A Simple Moving Average (SMA) is a technical indicator that shows the average price of an asset over a specific period of time.
It is calculated by taking a series of prices that are added together and then dividing the total by the number of data points.
For example, if the most recent three prices are 1, 2, 3, then the average would be the sum of the prices (1+2+3) divided by the number of reporting periods.
The sum of the prices is 6 and the number of reporting periods is 3, so 6 divided by 3 equals 2.
The SMA is called a “moving average” because it is plotted on the chart with each bar, forming a line that “moves” along with the chart as the average price changes.
Each time a new price becomes available, the average “moves” so that the average is always based only on the last same number of reporting periods.
Using a Simple Moving Average helps to reduce the noise of fluctuating prices in order to determine the overall trend direction.
How to Use the Simple Moving Average (SMA)
SMAs are used to smooth price data.
The longer the period of the SMA, the smoother the result. But the longer, the period of the SMA< the more lag exists between the SMA and the actual price.
SMAs are used to identify trend direction.
- If the SMA is moving up, the trend is up.
- If the SMA is moving down, the trend is down.
- A 200-period SMA is used to determine the long term trend.
- A 50-period SMA is used to determine the intermediate trend.
- A 5, 10, or 20-period SMA are used to determine the shorter-term trend.
When price crosses above or below an SMA…
- When the price cross above the SMA, it indicates that the price is trending upwards as it is rising at a faster rate than the moving average. This is considered bullish.
- When the price crosses below the SMA, it indicates that the price is trending downwards as it is falling at a faster rate than the moving average. This is considered bearish.
When an SMA crosses above or below another SMA…

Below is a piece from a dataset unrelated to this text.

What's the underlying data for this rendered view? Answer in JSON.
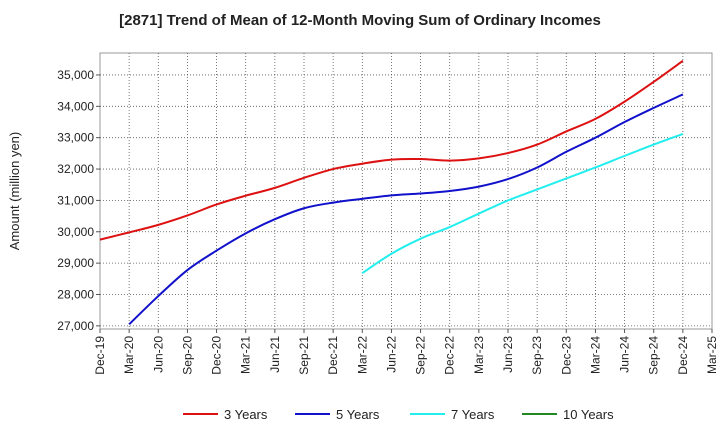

- Place two Simple Moving Averages (SMAs) on the same price chart.
- Typically, the “faster” moving average which consists of fewer data points will be selected, as well as a “slower “moving average.
- When the faster moving average crosses above the slower moving average, this is considered a buy signal.
- When the faster moving average crosses below the slower moving average, this s considered a sell signal.
How to Calculate Simple Moving Average (SMA)
Unlike the WMA or EMA, the SMA is simply the mean, or average, of the price values over a specified period.